The static random access memory (SRAM), as a common and important high-speed storage module in modern digital circuit systems, plays an important role in improving the performances of electronic systems. The data about the total ionizing dose (TID) radiation effect of SRAM cell have not been rich in the literature so far. In this work, a novel 6-transistor SRAM cell (6T LB SRAM cell) based on L-type gate body-contact (LB) MOSFET device is designed and fabricated by 130nm silicon-on-insulator (SOI) process. The LB MOSFET follows the center-symmetric layout design of the SRAM cell, reducing the area by approximately 22% compared with the SRAM cell using the T-type gate MOSFET contact device (6T TB SRAM cell) of the same device size. The electrical performance difference between LB MOSFET and other devices is compared. Besides this, the variations of the leakage current and the reading static noise margin (RSNM) of SRAM cells based on different MOSFETs under various total ionizing doses are also investigated. The test results indicate that the LB MOS successfully suppresses the floating body effect (FBE), and that the drain-induced barrier lowing (DIBL) and drain-to-source breakdown voltage (BVds) characteristics are improved.

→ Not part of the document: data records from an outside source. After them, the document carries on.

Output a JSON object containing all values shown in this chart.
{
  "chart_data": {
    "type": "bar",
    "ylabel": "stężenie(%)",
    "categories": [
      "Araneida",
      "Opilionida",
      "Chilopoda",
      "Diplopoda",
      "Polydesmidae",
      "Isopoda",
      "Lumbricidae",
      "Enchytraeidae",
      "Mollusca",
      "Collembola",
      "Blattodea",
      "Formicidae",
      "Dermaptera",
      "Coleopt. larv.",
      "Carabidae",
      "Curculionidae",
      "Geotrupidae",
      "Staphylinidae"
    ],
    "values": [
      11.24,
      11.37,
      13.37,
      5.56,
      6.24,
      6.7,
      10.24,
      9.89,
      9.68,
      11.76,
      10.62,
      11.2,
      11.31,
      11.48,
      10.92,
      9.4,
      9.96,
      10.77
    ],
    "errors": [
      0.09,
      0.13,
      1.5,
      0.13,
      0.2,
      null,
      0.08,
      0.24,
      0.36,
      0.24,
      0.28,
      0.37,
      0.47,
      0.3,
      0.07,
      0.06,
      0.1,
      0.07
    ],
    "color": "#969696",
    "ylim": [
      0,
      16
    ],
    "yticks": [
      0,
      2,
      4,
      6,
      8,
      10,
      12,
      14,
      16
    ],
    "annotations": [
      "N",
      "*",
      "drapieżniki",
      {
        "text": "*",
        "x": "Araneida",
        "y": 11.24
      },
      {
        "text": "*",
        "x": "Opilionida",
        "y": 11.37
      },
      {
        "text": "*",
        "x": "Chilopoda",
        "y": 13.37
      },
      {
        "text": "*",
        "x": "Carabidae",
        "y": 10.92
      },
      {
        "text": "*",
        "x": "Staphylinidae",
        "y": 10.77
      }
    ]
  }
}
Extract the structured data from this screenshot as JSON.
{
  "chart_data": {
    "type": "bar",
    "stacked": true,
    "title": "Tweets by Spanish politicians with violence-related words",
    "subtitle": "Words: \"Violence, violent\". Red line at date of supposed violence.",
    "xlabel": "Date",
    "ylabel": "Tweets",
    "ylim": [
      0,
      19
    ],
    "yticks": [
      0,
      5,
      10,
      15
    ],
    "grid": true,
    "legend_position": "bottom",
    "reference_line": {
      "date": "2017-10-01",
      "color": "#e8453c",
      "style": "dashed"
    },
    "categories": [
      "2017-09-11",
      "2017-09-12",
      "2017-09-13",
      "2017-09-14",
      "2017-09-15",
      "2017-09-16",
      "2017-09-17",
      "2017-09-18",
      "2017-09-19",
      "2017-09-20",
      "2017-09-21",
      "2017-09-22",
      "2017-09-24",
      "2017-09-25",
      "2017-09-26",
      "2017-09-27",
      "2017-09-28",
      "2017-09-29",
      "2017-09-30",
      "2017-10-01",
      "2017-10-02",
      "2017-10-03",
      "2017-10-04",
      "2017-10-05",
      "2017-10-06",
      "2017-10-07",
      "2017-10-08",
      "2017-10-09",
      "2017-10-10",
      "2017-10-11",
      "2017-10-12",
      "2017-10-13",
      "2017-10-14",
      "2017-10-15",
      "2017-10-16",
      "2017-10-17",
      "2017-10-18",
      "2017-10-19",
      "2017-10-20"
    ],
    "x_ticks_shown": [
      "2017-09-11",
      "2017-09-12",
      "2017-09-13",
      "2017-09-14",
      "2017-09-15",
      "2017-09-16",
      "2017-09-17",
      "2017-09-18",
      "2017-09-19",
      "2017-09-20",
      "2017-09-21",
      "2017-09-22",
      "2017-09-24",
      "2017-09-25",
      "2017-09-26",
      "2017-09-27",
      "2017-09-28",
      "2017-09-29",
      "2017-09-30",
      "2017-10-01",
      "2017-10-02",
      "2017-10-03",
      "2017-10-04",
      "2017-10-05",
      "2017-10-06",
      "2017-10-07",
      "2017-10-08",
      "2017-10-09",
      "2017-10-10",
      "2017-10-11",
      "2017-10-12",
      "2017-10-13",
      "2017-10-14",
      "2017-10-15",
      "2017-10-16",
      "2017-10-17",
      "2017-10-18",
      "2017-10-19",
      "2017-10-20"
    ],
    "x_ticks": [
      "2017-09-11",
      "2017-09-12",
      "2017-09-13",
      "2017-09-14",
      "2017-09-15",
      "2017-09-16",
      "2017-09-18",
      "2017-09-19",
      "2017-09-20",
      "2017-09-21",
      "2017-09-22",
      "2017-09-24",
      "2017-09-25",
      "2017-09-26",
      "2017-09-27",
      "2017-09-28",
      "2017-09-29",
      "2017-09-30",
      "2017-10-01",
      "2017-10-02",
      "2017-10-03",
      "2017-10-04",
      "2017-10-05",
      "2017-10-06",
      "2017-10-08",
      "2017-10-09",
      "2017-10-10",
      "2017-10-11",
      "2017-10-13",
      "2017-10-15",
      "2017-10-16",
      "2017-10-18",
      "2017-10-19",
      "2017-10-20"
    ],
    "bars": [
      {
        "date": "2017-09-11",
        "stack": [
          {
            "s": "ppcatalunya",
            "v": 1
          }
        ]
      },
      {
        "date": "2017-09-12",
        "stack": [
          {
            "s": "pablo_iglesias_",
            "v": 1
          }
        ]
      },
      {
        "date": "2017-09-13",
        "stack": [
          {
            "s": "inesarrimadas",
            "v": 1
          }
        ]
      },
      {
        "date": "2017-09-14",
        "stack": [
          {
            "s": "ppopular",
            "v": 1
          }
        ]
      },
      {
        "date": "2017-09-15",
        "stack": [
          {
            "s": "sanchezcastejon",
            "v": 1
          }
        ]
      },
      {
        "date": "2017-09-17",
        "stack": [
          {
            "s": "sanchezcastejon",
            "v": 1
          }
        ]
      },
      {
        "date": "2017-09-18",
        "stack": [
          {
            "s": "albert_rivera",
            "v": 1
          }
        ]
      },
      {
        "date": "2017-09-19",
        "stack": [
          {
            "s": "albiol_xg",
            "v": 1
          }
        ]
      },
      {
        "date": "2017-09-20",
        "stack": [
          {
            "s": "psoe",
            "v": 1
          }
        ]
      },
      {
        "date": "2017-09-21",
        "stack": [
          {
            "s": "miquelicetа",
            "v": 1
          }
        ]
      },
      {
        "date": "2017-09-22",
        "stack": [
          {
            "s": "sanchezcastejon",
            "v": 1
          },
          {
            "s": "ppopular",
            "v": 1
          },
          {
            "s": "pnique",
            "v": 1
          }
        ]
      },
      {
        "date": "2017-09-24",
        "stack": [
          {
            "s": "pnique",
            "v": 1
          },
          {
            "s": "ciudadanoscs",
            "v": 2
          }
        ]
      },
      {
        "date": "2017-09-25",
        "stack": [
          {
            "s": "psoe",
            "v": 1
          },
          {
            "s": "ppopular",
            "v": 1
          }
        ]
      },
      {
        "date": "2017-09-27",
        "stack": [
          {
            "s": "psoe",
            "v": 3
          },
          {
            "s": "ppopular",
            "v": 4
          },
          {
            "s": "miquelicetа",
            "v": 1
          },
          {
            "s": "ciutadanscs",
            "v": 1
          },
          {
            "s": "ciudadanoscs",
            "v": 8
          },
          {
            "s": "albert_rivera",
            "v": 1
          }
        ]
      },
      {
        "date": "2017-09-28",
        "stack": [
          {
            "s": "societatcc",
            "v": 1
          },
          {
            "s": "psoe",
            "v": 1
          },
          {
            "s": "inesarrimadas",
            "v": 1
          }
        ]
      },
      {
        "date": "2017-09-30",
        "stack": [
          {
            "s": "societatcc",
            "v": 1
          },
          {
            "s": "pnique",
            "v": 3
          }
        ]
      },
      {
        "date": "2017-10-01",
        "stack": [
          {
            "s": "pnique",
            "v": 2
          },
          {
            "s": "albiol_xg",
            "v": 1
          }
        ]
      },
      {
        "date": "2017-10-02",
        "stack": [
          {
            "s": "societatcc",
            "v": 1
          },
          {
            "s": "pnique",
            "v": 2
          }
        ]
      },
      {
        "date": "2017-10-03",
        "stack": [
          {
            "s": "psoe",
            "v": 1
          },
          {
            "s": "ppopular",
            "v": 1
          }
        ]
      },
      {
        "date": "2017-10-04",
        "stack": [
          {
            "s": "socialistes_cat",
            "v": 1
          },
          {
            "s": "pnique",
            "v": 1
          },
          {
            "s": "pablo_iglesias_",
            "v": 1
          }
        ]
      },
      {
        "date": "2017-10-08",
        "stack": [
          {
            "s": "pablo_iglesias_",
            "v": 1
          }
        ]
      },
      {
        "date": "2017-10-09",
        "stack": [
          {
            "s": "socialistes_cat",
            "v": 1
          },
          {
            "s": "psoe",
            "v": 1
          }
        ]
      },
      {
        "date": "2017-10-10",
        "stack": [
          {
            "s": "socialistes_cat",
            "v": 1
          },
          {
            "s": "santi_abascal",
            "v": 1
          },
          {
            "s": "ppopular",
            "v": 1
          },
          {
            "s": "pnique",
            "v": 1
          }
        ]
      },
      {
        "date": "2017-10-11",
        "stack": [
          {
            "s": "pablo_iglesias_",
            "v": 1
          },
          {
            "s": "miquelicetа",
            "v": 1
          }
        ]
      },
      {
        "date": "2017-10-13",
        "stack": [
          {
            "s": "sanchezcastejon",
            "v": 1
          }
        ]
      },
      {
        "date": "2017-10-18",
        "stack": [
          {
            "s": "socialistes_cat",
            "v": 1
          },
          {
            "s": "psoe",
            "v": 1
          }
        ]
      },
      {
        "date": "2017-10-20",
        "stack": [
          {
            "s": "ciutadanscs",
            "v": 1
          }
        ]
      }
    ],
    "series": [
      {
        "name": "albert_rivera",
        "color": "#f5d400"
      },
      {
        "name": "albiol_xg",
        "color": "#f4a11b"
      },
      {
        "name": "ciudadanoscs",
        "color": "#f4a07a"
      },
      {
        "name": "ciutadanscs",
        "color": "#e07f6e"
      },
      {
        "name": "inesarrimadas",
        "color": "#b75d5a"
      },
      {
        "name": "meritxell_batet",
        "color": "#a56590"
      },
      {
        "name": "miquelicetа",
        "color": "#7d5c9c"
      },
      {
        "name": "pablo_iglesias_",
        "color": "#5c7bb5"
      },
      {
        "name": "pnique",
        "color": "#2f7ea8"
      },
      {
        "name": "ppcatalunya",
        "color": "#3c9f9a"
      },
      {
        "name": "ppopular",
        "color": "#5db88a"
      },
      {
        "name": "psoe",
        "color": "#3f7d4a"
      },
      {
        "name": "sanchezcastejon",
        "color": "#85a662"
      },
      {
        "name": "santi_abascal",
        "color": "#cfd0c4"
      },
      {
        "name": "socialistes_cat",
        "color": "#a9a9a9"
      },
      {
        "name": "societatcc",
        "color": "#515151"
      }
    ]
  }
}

The performance of this device is similar to that of TB MOS device, but due to the special body contact design, the former has an advantage of smaller area. Due to the use of the body contact device, the leakage current of the 6T LB SRAM cell is significantly smaller than that of the conventional floating device SRAM cell (6T FB SRAM cell), which has lower static power consumption. After ⁶⁰Co-γ ray irradiation, the 700 krad(Si) radiation dose only increases the leakage current of 6T LB SRAM cell by 21.9%, which is better than 41.4% of 6T FB SRAM cell. In addition, the 6T LB SRAM cell has an RSNM value similar to that of the 6T TB SRAM cell, and this is 1.93 times higher than the that of 6T FB SRAM cell. The radiation experiment causes the butterfly curve of the 6T FB SRAM cell to be asymmetrically deformed, and the stability of the SRAM cell is deteriorated due to the TID effect. However, the test results show that when the radiation dose reaches 700 krad (Si), the RSNM value of the 6T LB SRAM cell is reduced only by 11.2%. Therefore, 6T LB SRAM cell has stable and reliable practical value.